Following the lone album for Big Machine, Yearwood entered an extended hiatus from recording. During this interval she focused on authoring cookbooks, beginning with 2008’s Georgia Cooking in an Oklahoma Kitchen, written with her mother and sister. Its success prompted the 2010 follow-up Home Cooking with Trisha Yearwood and the 2012 Food Network program Trisha’s Southern Kitchen. She formally ended her association with Big Machine in 2012 and signed with RCA Nashville in 2014, which reintroduced her through the November anthology Prizefighter: Hit After Hit, comprising ten prior hits and six new recordings. Two years later she released Christmas Together, a duet project with Garth Brooks.

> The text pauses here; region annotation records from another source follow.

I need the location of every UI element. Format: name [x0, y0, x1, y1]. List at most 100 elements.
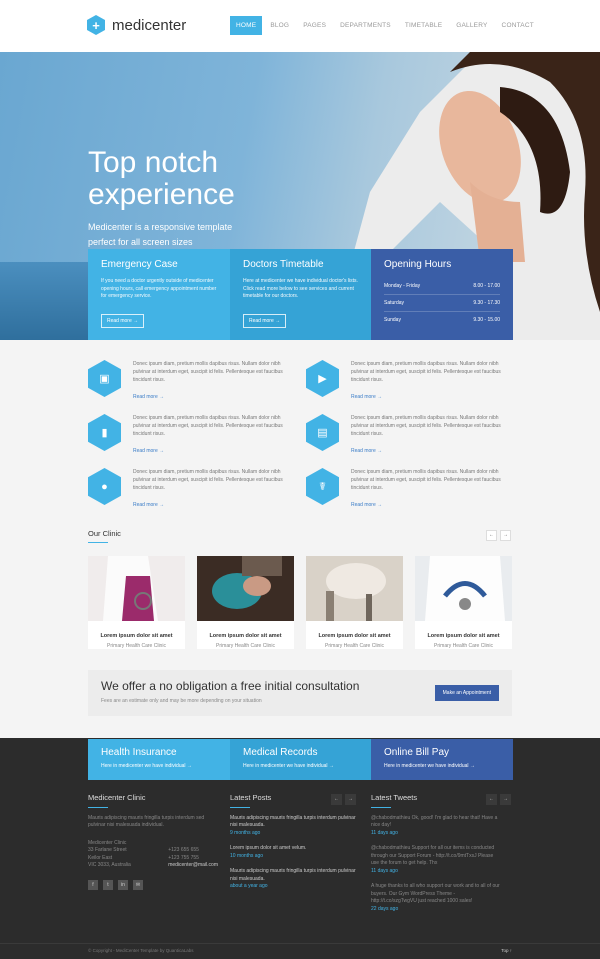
- timetable-text: Here at medicenter we have individual do…: [243, 278, 358, 299]
- post-item[interactable]: Lorem ipsum dolor sit amet velum. 10 mont…: [230, 845, 360, 860]
- copyright-bar: © Copyright - MediCenter Template by Qua…: [0, 943, 600, 959]
- footer-latest-tweets: Latest Tweets @chabodmathieu Ok, good! I…: [371, 794, 501, 921]
- hero-title: Top notch experience: [88, 146, 235, 211]
- linkedin-icon[interactable]: in: [118, 879, 128, 890]
- posts-arrows: ← →: [331, 794, 356, 805]
- tweet-date: 11 days ago: [371, 867, 398, 874]
- tweet-item: A huge thanks to all who support our wor…: [371, 883, 501, 913]
- timetable-box: Doctors Timetable Here at medicenter we …: [230, 249, 372, 340]
- clinic-card[interactable]: Lorem ipsum dolor sit amet Primary Healt…: [197, 556, 294, 649]
- tweet-date: 22 days ago: [371, 905, 399, 912]
- header: + medicenter HOME BLOG PAGES DEPARTMENTS…: [0, 0, 600, 52]
- timetable-read-more-button[interactable]: Read more →: [243, 313, 287, 328]
- post-text: Mauris adipiscing mauris fringilla turpi…: [230, 868, 356, 882]
- tweets-arrows: ← →: [486, 794, 511, 805]
- clinic-card-image: [415, 556, 512, 621]
- posts-next-arrow-icon[interactable]: →: [345, 794, 356, 805]
- clinic-next-arrow-icon[interactable]: →: [500, 530, 511, 541]
- opening-hours-box: Opening Hours Monday - Friday 8.00 - 17.0…: [371, 249, 513, 340]
- tweets-prev-arrow-icon[interactable]: ←: [486, 794, 497, 805]
- footer-latest-posts: Latest Posts Mauris adipiscing mauris fr…: [230, 794, 360, 899]
- clinic-card[interactable]: Lorem ipsum dolor sit amet Primary Healt…: [88, 556, 185, 649]
- emergency-text: If you need a doctor urgently outside of…: [101, 278, 217, 299]
- clinic-card-subtitle: Primary Health Care Clinic: [216, 643, 275, 649]
- clinic-card-title: Lorem ipsum dolor sit amet: [318, 633, 391, 639]
- footer-contact-info: Medicenter Clinic 33 Farlane Street Keil…: [88, 840, 218, 870]
- posts-prev-arrow-icon[interactable]: ←: [331, 794, 342, 805]
- caduceus-icon: ☤: [306, 468, 339, 505]
- tweets-next-arrow-icon[interactable]: →: [500, 794, 511, 805]
- health-insurance-link[interactable]: Here in medicenter we have individual →: [101, 763, 217, 769]
- footer-title-underline: [230, 806, 250, 808]
- social-links: f t in ✉: [88, 879, 218, 890]
- nav-pages[interactable]: PAGES: [297, 16, 332, 35]
- clinic-card[interactable]: Lorem ipsum dolor sit amet Primary Healt…: [306, 556, 403, 649]
- nav-departments[interactable]: DEPARTMENTS: [334, 16, 397, 35]
- post-text: Lorem ipsum dolor sit amet velum.: [230, 845, 307, 851]
- health-insurance-box[interactable]: Health Insurance Here in medicenter we h…: [88, 739, 230, 780]
- clinic-card[interactable]: Lorem ipsum dolor sit amet Primary Healt…: [415, 556, 512, 649]
- post-date: about a year ago: [230, 883, 268, 889]
- nav-gallery[interactable]: GALLERY: [450, 16, 493, 35]
- users-icon: ●: [88, 468, 121, 505]
- clinic-card-title: Lorem ipsum dolor sit amet: [100, 633, 173, 639]
- feature-text: Donec ipsum diam, pretium mollis dapibus…: [133, 415, 283, 437]
- feature-item: ● Donec ipsum diam, pretium mollis dapib…: [88, 468, 293, 518]
- mail-icon[interactable]: ✉: [133, 879, 143, 890]
- hours-row: Sunday 9.30 - 15.00: [384, 312, 500, 328]
- medical-records-link[interactable]: Here in medicenter we have individual →: [243, 763, 359, 769]
- video-icon: ▶: [306, 360, 339, 397]
- emergency-read-more-button[interactable]: Read more →: [101, 313, 145, 328]
- nav-home[interactable]: HOME: [230, 16, 263, 35]
- online-bill-pay-title: Online Bill Pay: [384, 747, 450, 758]
- address-street: 33 Farlane Street: [88, 847, 127, 853]
- facebook-icon[interactable]: f: [88, 879, 98, 890]
- hours-day: Sunday: [384, 317, 401, 323]
- post-item[interactable]: Mauris adipiscing mauris fringilla turpi…: [230, 868, 360, 891]
- medical-records-title: Medical Records: [243, 747, 318, 758]
- clinic-card-image: [88, 556, 185, 621]
- hours-day: Saturday: [384, 300, 405, 306]
- tweet-text: A huge thanks to all who support our wor…: [371, 883, 500, 904]
- feature-read-more-link[interactable]: Read more →: [351, 394, 382, 400]
- twitter-icon[interactable]: t: [103, 879, 113, 890]
- image-icon: ▣: [88, 360, 121, 397]
- feature-item: ▣ Donec ipsum diam, pretium mollis dapib…: [88, 360, 293, 410]
- logo[interactable]: + medicenter: [87, 15, 186, 35]
- address-city: Keilor East: [88, 854, 113, 861]
- feature-read-more-link[interactable]: Read more →: [133, 502, 164, 508]
- feature-text: Donec ipsum diam, pretium mollis dapibus…: [351, 469, 501, 491]
- feature-read-more-link[interactable]: Read more →: [133, 448, 164, 454]
- post-text: Mauris adipiscing mauris fringilla turpi…: [230, 814, 356, 829]
- nav-contact[interactable]: CONTACT: [496, 16, 540, 35]
- online-bill-pay-link[interactable]: Here in medicenter we have individual →: [384, 763, 500, 769]
- feature-read-more-link[interactable]: Read more →: [351, 502, 382, 508]
- tweet-text: @chabodmathieu Support for all our items…: [371, 845, 495, 866]
- medical-records-box[interactable]: Medical Records Here in medicenter we ha…: [230, 739, 372, 780]
- footer: Health Insurance Here in medicenter we h…: [0, 738, 600, 959]
- clinic-prev-arrow-icon[interactable]: ←: [486, 530, 497, 541]
- opening-hours-title: Opening Hours: [384, 259, 452, 270]
- email-link[interactable]: medicenter@mail.com: [168, 862, 218, 870]
- clinic-card-image: [306, 556, 403, 621]
- nav-timetable[interactable]: TIMETABLE: [399, 16, 448, 35]
- make-appointment-button[interactable]: Make an Appointment: [434, 685, 499, 701]
- copyright-text: © Copyright - MediCenter Template by Qua…: [88, 948, 194, 953]
- consultation-title: We offer a no obligation a free initial …: [101, 679, 360, 693]
- nav-blog[interactable]: BLOG: [264, 16, 295, 35]
- clinic-card-title: Lorem ipsum dolor sit amet: [427, 633, 500, 639]
- online-bill-pay-box[interactable]: Online Bill Pay Here in medicenter we ha…: [371, 739, 513, 780]
- post-item[interactable]: Mauris adipiscing mauris fringilla turpi…: [230, 815, 360, 838]
- feature-read-more-link[interactable]: Read more →: [351, 448, 382, 454]
- feature-item: ▶ Donec ipsum diam, pretium mollis dapib…: [306, 360, 511, 410]
- feature-read-more-link[interactable]: Read more →: [133, 394, 164, 400]
- logo-text: medicenter: [112, 16, 187, 34]
- address-name: Medicenter Clinic: [88, 839, 127, 846]
- back-to-top-link[interactable]: Top ↑: [501, 948, 512, 953]
- footer-about-title: Medicenter Clinic: [88, 793, 146, 802]
- clinic-section-title: Our Clinic: [88, 529, 121, 538]
- chart-icon: ▮: [88, 414, 121, 451]
- phone-2: +123 755 755: [168, 854, 199, 861]
- hours-time: 8.00 - 17.00: [473, 283, 500, 289]
- comment-icon: ▤: [306, 414, 339, 451]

Yearwood resurfaced with Let’s Be Frank—a Sinatra tribute and her first solo album in eleven years—in late 2018. Initially available exclusively through Williams Sonoma stores in December, the project received wider distribution the following February. In June she issued “Every Girl in This Town.” The anthemic number, written by Erik Dylan, Connie Harrington, and Caitlyn Smith, marked her first appearance on the country radio charts in more than two decades. The song and its lyric video served as the lead single from her twelfth studio album, Every Girl, released on her Gwendolyn Records imprint through RCA Nashville in August. Her first collection of entirely new material since 2007, it was produced by Garth Fundis and featured guest contributions from Brooks, Kelly Clarkson, Patty Loveless, and Don Henley.

Every Girl reached number five on Billboard’s Country Album charts, while its neo-title track “Every Girl in This Town” climbed to number 21 on the Country Airplay chart. Yearwood issued a deluxe edition of Every Girl in 2021; the expanded set marked her thirtieth year in the industry with an acoustic version of “She’s in Love with the Boy” and included a duet with Garth Brooks on “Shallow” from A Star Is Born.